Neither a wise outlaw nor a convincing romantic, Bob Frank came to Nashville 40 years ago and proceeded to make a debut record he's never surpassed. Still, it's not entirely appropriate that Bob Frank remains the Memphis songwriter's crowning achievement. Back in the dope-soaked early '70s, Frank's songs cast a dispassionate but bemused eye on the great countercultural dream of radical democracy. Since then, Frank has become a poet of homelessness, poverty and working-class values —a disaffected American with a sentimental streak. He's a cult artist, which displeases him.
"A cult following...you know what that really means—it means you have a real small following," Frank says from his home near Oakland, Calif. Sure enough, Frank's acclaimed 1972 Bob Frank remains a collectible and long out-of-print item, and overdue for a CD reissue. Cut in Nashville and New York, and featuring Frank's singing and acoustic guitar along with a smattering of first-call session players, Bob Frank is a brilliant half-hour. It was the last record he would make for nearly 30 years.

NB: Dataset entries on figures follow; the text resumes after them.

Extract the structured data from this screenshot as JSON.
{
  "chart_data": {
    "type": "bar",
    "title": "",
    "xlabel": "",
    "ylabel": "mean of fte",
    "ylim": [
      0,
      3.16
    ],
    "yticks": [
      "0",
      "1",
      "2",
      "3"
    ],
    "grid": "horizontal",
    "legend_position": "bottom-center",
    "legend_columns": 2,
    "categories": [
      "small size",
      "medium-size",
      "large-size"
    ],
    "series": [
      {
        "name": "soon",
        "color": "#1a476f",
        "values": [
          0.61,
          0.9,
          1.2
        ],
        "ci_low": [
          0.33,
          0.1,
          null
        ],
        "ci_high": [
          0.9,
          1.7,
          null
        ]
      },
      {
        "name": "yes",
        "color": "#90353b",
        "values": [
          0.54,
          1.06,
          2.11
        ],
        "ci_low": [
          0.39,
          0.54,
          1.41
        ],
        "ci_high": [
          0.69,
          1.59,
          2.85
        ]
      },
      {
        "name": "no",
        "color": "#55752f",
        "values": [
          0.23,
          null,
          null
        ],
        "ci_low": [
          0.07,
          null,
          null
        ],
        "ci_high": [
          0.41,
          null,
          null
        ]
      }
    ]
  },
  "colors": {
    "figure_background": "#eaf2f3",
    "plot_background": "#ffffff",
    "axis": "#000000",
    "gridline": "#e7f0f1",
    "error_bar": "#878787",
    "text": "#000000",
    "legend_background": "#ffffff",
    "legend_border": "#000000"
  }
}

Born in Memphis in 1944, Frank became fascinated with cowboy songs as a child and went on to play in the Bluff City's early-'60s folk scene. He says he often worked shows with the late pianist and producer Jim Dickinson, another Memphis musician interested in the strange relationship between folk and blues. (Dickinson would later cover several of Frank's songs and produce a couple of his records.)
"That was in the early '60s when I started out, when Dickinson started putting these folk shows together at the Market Theatre," Frank remembers. "Dickinson was probably the biggest influence on me I ever had." Later in the '60s, Frank would be shipped off to Vietnam, returning to civilian life in 1968 and coming to Nashville a year later.
In the interim, Frank had briefly attended Vanderbilt University. ("I got kicked out for playin' my guitar in the dorm," he says.) He worked odd jobs and eventually got an English degree from Memphis' Southwestern University. When he came to Nashville it was with a job —writing for Tree Publishing.
"I could never actually write songs like they wanted in Nashville," Frank says of his staff-writing days. "Like, Buddy Killen at Tree would listen to these songs and say, 'Man, that's great, but who am I gonna pitch this to? I'm not tryin' to change what you write—just tryin' to get you to tune into what we can get recorded.' "
Whether or not Killen or anybody else could discern commercial potential in songs such as "Wino" and "She Pawned Her Diamonds for Some Gold," Frank's songs were writerly in their marriage of extreme situations and homely language. The record's greatest moment is perhaps "Judas Iscariot," an account of a wager: "Said the soldier unto Judas, 'I'd like to make a bet / That your gypsy sidekick Jesus Christ is soon gonna meet his death,' " Frank sings.
"Somewhere in there [producer] Cletus [Haegert] hooked me up to make this deal and we made this record," Frank says. "I just went into the studio with a bunch of wine and beer and weed or whatever, and got all fucked up and sat down and started recording these songs. It wasn't hard to do or anything."
Frank says he made an effort to tour behind Bob Frank. Playing in 1972 before a New York City crowd that included journalists and the president of Vanguard Records, who released the album, Frank miscalculated his audience.
"It was at Max's Kansas City, a hot club at the time, but I had no idea," Frank says. "I went in there and thought, these people don't want to hear these old degenerate songs, so I sang about havin' a garden and living by a creek. At some point during the second set, [label head] Maynard Solomon stood up and said, 'Bob, why don't you play songs from the album?' I said, 'If they wanna hear the songs off that album, let 'em go buy the fuckin' album!' "
Living in California since 1973, Frank worked for the city of Oakland and raised a family. He began recording again in 2001 with A Little Gest of Robin Hood, a version of a 15th-century narrative poem done cowboy style. In recent years he's released some fine records, including the Dickinson-produced Keep on Burning and this year's rock 'n' roll-influenced Brinkley, Ark. & Other Assorted Love Songs, done with producers John Murry and Tim Mooney.
As he says, "I got a college education, so I'm writing from a literary standpoint. But I've always worked with working-class people and hung out with people who are homeless, bums. I just kind of identify with those people more."